28.03.2017Fachbeitrag

Vergabe 800

OLG Celle – Bieterausschluss bei Kündigung wegen Schlechtleistung

Um einen Bieter von Vergabeverfahren auszuschließen, reicht der Nachweis des öffentlichen Auftraggebers, dass er dem Bieter gekündigt hat (OLG Celle, 09.01.2017, 13 Verg 9/16).

Nachweis rechtmäßiger Kündigung genügt

Der öffentliche Auftraggeber darf einen Bieter wegen einer früheren Schlechtleistung bei einem früheren Auftrag bereits dann vom Vergabeverfahren ausschließen, wenn er nachweisen kann, dass er den Bieter deshalb gekündigt hat.

Keine gerichtliche Feststellung notwendig

Laut OLG Celle genügt es, dass die zur Kündigung berechtigten Tatsachen von einigem Gewicht sind und die Ausschlussentscheidung des Auftraggebers nachvollziehbar erscheinen lassen.

Eine gerichtliche Feststellung der Rechtmäßigkeit der Kündigung müsse der Auftraggeber vor dem Ausschluss des Bieters nicht abwarten.

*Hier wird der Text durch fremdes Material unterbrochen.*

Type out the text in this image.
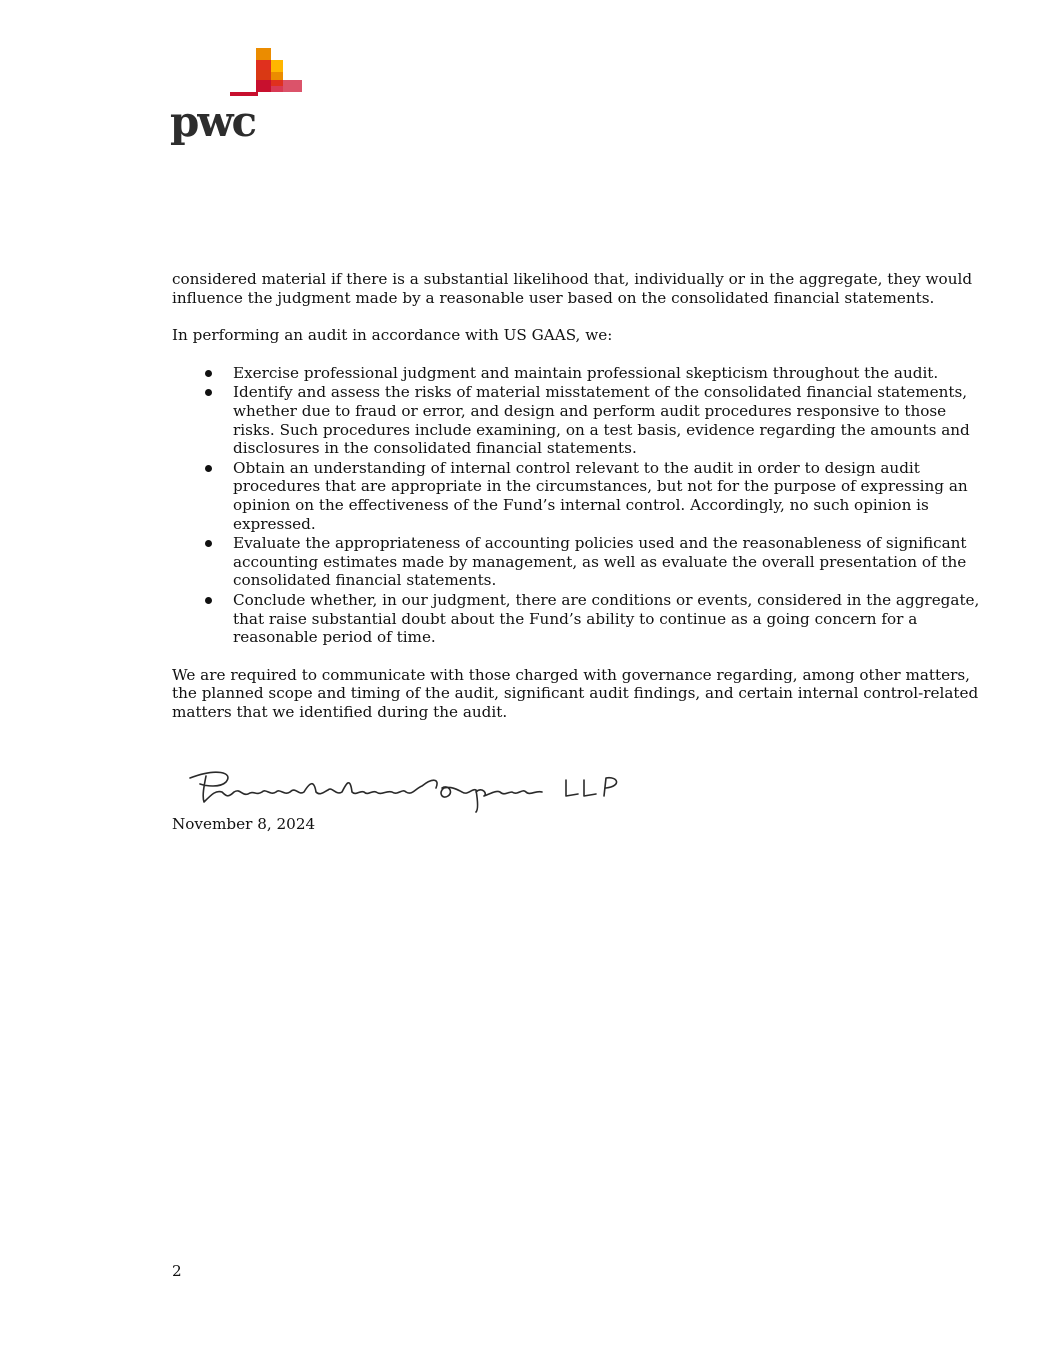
pwc

considered material if there is a substantial likelihood that, individually or in the aggregate, they would influence the judgment made by a reasonable user based on the consolidated financial statements.

In performing an audit in accordance with US GAAS, we:

Exercise professional judgment and maintain professional skepticism throughout the audit.
Identify and assess the risks of material misstatement of the consolidated financial statements, whether due to fraud or error, and design and perform audit procedures responsive to those risks. Such procedures include examining, on a test basis, evidence regarding the amounts and disclosures in the consolidated financial statements.
Obtain an understanding of internal control relevant to the audit in order to design audit procedures that are appropriate in the circumstances, but not for the purpose of expressing an opinion on the effectiveness of the Fund’s internal control. Accordingly, no such opinion is expressed.
Evaluate the appropriateness of accounting policies used and the reasonableness of significant accounting estimates made by management, as well as evaluate the overall presentation of the consolidated financial statements.
Conclude whether, in our judgment, there are conditions or events, considered in the aggregate, that raise substantial doubt about the Fund’s ability to continue as a going concern for a reasonable period of time.

We are required to communicate with those charged with governance regarding, among other matters, the planned scope and timing of the audit, significant audit findings, and certain internal control-related matters that we identified during the audit.

November 8, 2024
2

Belastung des Auftraggebers als Indiz der Erheblichkeit

Eine vorherige mangelhafte Erfüllung ist erheblich und berechtigt zu einem Ausschluss des Bieters in späteren Vergabeverfahren, wenn die mangelhafte Leistung den öffentlichen Auftraggeber in tatsächlicher und finanzieller Hinsicht deutlich belastet.